Sebelum bahas ini serius, cuma mau memberi tahu kalau sama seperti orang kebanyakan, aku juga merupakan penikmat media hiburan.
Aku tumbuh bersama novel dan film Harry Potter. Pernah menamatkan baik manga maupun anime Attack on Titan. Tidak terhitung berapa film dan webtoon horror yang sudah kuselesaikan. Saat ini, aku bahkan lagi suka berkebun di Stardew Valley.
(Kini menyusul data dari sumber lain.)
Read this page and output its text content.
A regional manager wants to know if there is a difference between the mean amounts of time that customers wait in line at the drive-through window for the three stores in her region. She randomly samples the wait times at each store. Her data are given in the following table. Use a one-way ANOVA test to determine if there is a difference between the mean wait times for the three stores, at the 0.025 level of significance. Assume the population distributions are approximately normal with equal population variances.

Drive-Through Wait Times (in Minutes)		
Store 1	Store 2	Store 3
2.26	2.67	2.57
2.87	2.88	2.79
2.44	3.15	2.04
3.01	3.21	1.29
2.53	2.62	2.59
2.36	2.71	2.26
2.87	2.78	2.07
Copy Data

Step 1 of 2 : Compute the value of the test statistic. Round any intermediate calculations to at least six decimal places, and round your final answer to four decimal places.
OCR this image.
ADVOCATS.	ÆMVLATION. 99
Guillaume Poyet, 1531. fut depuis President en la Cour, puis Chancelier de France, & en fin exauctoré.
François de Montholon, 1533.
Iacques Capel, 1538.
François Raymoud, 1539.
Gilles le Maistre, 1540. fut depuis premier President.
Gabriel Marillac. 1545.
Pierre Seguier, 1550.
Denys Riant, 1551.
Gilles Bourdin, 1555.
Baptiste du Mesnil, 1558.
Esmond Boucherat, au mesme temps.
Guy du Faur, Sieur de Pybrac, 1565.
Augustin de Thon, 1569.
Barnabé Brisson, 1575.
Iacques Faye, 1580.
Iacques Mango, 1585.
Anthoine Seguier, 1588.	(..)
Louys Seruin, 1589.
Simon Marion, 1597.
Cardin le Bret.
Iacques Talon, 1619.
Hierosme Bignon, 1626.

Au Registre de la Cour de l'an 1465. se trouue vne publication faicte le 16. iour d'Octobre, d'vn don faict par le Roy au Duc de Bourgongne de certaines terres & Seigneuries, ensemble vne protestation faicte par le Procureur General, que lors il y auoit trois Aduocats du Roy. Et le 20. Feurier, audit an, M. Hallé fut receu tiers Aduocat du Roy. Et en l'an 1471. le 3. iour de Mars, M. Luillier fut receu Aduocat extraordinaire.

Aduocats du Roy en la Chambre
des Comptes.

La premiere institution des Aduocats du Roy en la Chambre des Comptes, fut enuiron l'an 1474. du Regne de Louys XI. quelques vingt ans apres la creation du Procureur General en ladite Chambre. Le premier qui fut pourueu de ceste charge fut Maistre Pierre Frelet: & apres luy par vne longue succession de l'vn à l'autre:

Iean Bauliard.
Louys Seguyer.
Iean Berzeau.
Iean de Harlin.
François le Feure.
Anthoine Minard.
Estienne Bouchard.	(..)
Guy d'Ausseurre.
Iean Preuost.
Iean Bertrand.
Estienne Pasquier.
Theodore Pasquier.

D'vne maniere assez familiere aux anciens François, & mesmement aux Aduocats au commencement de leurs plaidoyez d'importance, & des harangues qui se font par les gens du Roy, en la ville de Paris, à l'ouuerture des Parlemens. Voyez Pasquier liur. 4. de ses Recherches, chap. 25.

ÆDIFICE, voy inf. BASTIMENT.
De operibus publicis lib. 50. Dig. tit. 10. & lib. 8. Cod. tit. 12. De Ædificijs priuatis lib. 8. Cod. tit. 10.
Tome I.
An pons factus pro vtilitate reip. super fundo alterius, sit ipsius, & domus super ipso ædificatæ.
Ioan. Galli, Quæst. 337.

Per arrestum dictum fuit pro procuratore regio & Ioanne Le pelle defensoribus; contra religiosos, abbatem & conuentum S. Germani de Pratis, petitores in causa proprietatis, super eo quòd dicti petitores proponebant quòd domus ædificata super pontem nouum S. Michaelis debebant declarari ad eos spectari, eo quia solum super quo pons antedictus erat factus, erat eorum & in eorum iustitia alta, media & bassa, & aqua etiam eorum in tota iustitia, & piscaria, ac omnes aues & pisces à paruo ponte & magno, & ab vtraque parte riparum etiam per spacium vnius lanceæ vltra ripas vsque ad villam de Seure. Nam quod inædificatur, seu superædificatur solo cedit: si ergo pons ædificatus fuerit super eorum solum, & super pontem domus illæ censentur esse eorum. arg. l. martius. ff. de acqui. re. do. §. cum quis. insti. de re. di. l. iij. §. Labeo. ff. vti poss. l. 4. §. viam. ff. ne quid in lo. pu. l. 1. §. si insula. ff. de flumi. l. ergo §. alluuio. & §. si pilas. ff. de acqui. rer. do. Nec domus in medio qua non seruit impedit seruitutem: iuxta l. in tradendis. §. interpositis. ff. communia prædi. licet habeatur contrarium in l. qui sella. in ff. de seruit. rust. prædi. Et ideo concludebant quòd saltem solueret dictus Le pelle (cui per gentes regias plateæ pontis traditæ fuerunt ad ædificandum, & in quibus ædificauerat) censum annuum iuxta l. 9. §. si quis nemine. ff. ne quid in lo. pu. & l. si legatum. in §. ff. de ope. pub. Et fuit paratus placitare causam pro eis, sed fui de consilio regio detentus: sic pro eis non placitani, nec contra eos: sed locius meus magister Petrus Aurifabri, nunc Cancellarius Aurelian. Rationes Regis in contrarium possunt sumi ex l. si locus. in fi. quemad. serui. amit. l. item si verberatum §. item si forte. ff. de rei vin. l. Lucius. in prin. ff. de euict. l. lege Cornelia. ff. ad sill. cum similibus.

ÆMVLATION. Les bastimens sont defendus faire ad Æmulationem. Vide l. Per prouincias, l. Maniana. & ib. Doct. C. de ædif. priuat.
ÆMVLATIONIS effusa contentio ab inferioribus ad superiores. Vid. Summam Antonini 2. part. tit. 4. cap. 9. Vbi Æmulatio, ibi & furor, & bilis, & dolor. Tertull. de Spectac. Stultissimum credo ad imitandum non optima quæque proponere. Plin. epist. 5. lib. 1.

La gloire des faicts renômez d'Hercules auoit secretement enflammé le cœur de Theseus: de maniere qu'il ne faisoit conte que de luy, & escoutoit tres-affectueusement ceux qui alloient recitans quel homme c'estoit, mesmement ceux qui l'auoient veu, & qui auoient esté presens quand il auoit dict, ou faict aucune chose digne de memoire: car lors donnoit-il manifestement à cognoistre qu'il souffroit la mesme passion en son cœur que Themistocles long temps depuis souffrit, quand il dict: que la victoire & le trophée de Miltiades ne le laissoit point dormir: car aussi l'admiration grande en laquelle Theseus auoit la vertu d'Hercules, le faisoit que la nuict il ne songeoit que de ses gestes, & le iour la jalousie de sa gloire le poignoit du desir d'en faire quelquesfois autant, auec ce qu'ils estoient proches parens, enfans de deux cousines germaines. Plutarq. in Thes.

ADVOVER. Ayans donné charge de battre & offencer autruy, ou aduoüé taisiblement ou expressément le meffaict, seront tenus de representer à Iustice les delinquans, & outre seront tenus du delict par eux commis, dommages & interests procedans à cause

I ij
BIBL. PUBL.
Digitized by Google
Namun dengan bertambahnya ilmu dan usia, diriku versi dewasa tidak bisa lagi melihat sebuah karya atau hiburan sebagai sesuatu yang innocent atau tidak membawa nilai. Pembuat karya, sadar atau tidak, pasti membawa nilai-nilai yang diyakininya dalam karya tersebut dan tidak selalu sejalan dengan nilai-nilai yang kita anut.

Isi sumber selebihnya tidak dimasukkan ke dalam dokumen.